The post advised customers to use the hand sanitizer in the entryway and to “look with your eyes, not with your hands.”
“Above all, we strive for kindness, but let’s keep our interactions swift and to the point. Out of consideration for the greater good, we must demonstrate an etiquette of care and compassion in our shared spaces,” the post says.
The Newcastle Publick House closed at 5 p.m., Sunday, March 15, the pub and restaurant announced on its Facebook page.
“It is with heavy hearts that we make this decision but it is for the greater good of our wonderful staff and customers,” the post says.
The Lincoln Theater in Damariscotta and the Harbor Theater in Boothbay Harbor have suspended all shows until further notice.
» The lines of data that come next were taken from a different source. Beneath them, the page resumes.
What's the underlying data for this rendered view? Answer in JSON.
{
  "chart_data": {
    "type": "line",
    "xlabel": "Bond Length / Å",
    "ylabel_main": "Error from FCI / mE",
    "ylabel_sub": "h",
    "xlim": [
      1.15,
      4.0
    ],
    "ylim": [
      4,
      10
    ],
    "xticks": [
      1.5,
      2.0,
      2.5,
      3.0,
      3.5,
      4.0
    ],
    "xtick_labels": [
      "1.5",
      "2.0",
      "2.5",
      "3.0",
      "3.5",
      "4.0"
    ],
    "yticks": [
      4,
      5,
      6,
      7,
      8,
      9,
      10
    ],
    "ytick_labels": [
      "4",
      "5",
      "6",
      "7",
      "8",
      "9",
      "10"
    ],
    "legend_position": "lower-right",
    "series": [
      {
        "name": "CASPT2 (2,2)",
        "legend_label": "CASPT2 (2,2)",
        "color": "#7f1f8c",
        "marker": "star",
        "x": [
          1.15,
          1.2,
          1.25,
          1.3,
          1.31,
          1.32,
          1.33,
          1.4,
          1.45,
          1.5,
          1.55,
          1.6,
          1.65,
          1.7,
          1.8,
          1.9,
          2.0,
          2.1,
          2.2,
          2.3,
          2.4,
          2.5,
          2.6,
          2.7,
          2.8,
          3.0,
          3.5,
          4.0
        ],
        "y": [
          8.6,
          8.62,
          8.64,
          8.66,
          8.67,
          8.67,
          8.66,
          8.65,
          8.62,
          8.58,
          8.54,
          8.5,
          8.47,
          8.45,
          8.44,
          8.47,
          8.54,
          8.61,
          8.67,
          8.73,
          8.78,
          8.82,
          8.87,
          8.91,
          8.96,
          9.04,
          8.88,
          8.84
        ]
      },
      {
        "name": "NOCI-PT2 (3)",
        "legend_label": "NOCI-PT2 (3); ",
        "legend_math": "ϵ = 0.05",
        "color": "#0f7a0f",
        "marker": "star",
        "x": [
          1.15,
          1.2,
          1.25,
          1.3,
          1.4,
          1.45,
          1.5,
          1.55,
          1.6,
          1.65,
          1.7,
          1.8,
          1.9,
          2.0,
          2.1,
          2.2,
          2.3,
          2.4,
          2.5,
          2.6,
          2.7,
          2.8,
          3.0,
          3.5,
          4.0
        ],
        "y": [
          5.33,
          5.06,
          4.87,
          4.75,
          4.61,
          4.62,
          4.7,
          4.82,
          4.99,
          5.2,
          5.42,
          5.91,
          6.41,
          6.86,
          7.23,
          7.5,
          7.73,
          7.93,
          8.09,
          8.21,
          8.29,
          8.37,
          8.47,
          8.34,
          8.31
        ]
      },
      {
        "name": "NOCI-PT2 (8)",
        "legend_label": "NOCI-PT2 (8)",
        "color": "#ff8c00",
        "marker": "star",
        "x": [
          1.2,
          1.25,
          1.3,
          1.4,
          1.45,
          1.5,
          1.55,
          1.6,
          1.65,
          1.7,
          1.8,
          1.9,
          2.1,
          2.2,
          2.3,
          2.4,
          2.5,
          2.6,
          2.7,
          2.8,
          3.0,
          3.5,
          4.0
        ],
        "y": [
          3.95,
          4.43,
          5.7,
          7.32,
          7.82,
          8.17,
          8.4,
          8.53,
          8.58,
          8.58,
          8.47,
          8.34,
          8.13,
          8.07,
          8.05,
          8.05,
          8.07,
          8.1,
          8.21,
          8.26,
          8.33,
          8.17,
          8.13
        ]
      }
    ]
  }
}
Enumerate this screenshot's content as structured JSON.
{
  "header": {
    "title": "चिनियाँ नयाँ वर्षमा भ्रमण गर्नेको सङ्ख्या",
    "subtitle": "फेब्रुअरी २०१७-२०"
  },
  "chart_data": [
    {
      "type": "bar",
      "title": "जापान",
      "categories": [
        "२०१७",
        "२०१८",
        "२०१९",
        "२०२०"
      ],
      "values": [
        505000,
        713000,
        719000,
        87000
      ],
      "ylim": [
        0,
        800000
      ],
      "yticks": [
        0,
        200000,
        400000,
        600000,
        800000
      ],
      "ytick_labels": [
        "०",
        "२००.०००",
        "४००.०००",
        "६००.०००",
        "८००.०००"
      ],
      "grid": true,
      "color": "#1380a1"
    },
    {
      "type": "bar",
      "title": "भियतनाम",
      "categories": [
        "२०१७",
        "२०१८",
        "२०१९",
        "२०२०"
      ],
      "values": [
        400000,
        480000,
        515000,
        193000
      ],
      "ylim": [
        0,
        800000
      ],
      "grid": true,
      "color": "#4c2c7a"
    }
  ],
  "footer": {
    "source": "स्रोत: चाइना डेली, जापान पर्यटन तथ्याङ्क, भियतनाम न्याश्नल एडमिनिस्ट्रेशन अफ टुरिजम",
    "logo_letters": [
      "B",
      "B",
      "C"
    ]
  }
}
Skidompha Library in Damariscotta, the Bristol Area Library, and the Waldoboro Public Library have closed.
Moody’s Diner in Waldoboro announced its closure on Facebook effective at 8 a.m., Tuesday, March 17. The diner currently plans to reopen Wednesday, April 1 at 5 a.m.
“This is not a joke. My encouragement to you all is to not fear but be wise. No one can predict tomorrow, but today we must be cautious,” Dan Beck, president and general manger of Moody’s Diner wrote in a Facebook post Tuesday.
Mammy’s Bakery in Wiscasset closed March 17 and donated meals to people in need, it said on Facebook. The bakery said that if anyone needs a meal, they may call 504-4104 and there will be no delivery charge.
Damariscotta Hardware said in an email that the store would take precautions and encourages calling ahead for curbside pickup of smaller items. The store reduced its hours of operation to 7:30 a.m. to 4:30 p.m. to allow extra time for cleaning and sanitization.
Damariscotta Hardware also asked customers not to bring reusable bags into the store.
Major cities across the state, including Portland, Bangor, and Augusta, have established curfews for bars, restaurants, and other public spaces, and closed government offices, the Bangor Daily News reported Tuesday, March 17.